Architecte anglais (Goring-on-Thames 1753 - Londres 1837).


Il est, avec John Nash* — en dépit de l’opposition de leur caractère et de leur art —, la figure dominante du néo-classicisme anglais. Autant Nash est compréhensif, porté à traiter des volumes enveloppants en un style très éclectique, autant son contemporain semble anxieux, particulariste et réserve le meilleur d’un art très personnel aux espaces intérieurs.

Fils d’un constructeur du Berkshire et entré à quinze ans chez George Dance le Jeune (1741-1825), Soane resta quatre années chez ce révolutionnaire avant de perfectionner sa technique chez Henry Holland (1745-1806), tout en suivant les conférences de la Royal Academy (où un projet de pont lui vaudra une médaille d’or en 1776). Une bourse de voyage, obtenue grâce à William Chambers*, va lui permettre de connaître à son tour l’Italie, le cinquecento, Piranèse*, le Français Joseph Peyre et les ouvrages de l’abbé Marc Antoine Laugier (v. classicisme).
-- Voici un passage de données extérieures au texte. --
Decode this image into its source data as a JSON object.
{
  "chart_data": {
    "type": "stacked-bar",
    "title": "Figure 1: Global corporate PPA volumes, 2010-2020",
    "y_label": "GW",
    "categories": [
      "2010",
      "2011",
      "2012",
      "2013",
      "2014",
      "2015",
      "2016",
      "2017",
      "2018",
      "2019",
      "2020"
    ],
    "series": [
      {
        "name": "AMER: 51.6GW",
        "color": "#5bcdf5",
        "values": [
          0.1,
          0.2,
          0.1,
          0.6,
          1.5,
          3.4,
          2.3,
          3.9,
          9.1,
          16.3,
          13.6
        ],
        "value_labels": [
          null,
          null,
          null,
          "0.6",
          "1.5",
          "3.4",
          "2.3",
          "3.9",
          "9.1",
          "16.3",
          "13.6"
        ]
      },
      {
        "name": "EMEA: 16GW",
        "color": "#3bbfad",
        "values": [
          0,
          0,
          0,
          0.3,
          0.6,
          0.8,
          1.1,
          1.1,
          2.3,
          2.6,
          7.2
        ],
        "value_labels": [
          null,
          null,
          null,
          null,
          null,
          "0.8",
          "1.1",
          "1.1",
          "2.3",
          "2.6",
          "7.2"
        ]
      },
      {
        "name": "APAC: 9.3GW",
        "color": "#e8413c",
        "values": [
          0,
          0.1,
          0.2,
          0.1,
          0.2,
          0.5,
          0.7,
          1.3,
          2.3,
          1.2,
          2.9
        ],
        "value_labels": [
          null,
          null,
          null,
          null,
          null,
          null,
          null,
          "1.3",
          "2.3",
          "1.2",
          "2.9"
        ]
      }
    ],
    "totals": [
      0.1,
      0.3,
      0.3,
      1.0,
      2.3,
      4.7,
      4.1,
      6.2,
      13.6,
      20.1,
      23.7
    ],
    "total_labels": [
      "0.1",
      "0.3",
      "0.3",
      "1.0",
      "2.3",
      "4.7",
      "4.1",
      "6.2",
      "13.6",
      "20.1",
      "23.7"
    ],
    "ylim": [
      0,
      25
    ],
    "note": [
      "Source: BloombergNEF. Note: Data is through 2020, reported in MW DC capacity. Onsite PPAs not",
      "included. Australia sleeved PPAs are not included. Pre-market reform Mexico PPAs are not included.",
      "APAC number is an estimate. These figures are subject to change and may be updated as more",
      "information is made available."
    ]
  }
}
Ses premières œuvres, des demeures qui montrent une riche imagination, dénotent déjà un esprit inquiet. Le cas de Tyringham house (Berkshire) [1793-1796] est typique : c’était un « objet » posé sur le sol avant que d’autres en aient assuré plus tard l’assiette par des balustrades et équilibré les masses par un dôme.

À la mort de Robert Taylor (1714-1788), Soane lui succède à la Banque d’Angleterre. Trente années de travaux vont lui permettre de donner son caractère à ce vaste ensemble (détruit en 1925-1927). Dans ses façades, il exploite avec bonheur des thèmes connus ; ainsi, en 1804, « Tivoli », l’angle nord-est, est traité en « avancée circulaire ». Mais, pour les intérieurs, la nécessité d’un éclairage zénithal lui fournit le moyen d’obtenir des espaces solides et pleins, selon un purisme abstrait et inerte dont il usera en d’autres occasions avec une maîtrise sans égale.

Encore faut-il noter les influences : celle des Adam* (Pitshanger manor, à Ealing, en 1802, reprend la partie centrale de Kedleston hall) et celle de John Vanbrugh*, particulièrement nette à la galerie d’art du Dulwich college, près de Londres (1811-1814). Il en est d’autres plus diffuses, nées d’une recherche historique approfondie dans le cadre de l’enseignement confié en 1806 à Soane par la Royal Academy. Elles se traduisent par un primitivisme voulu, mais non dogmatique, car il emprunte autant aux Romains qu’à la Grèce. Apparaît aussi le goût du pittoresque dans une démarche gothicisante (bibliothèque du duc de Buckingham, à Stowe house [Buckingham], 1805), démarche commune aux contemporains, John Nash ou Robert Smirke (1781-1867).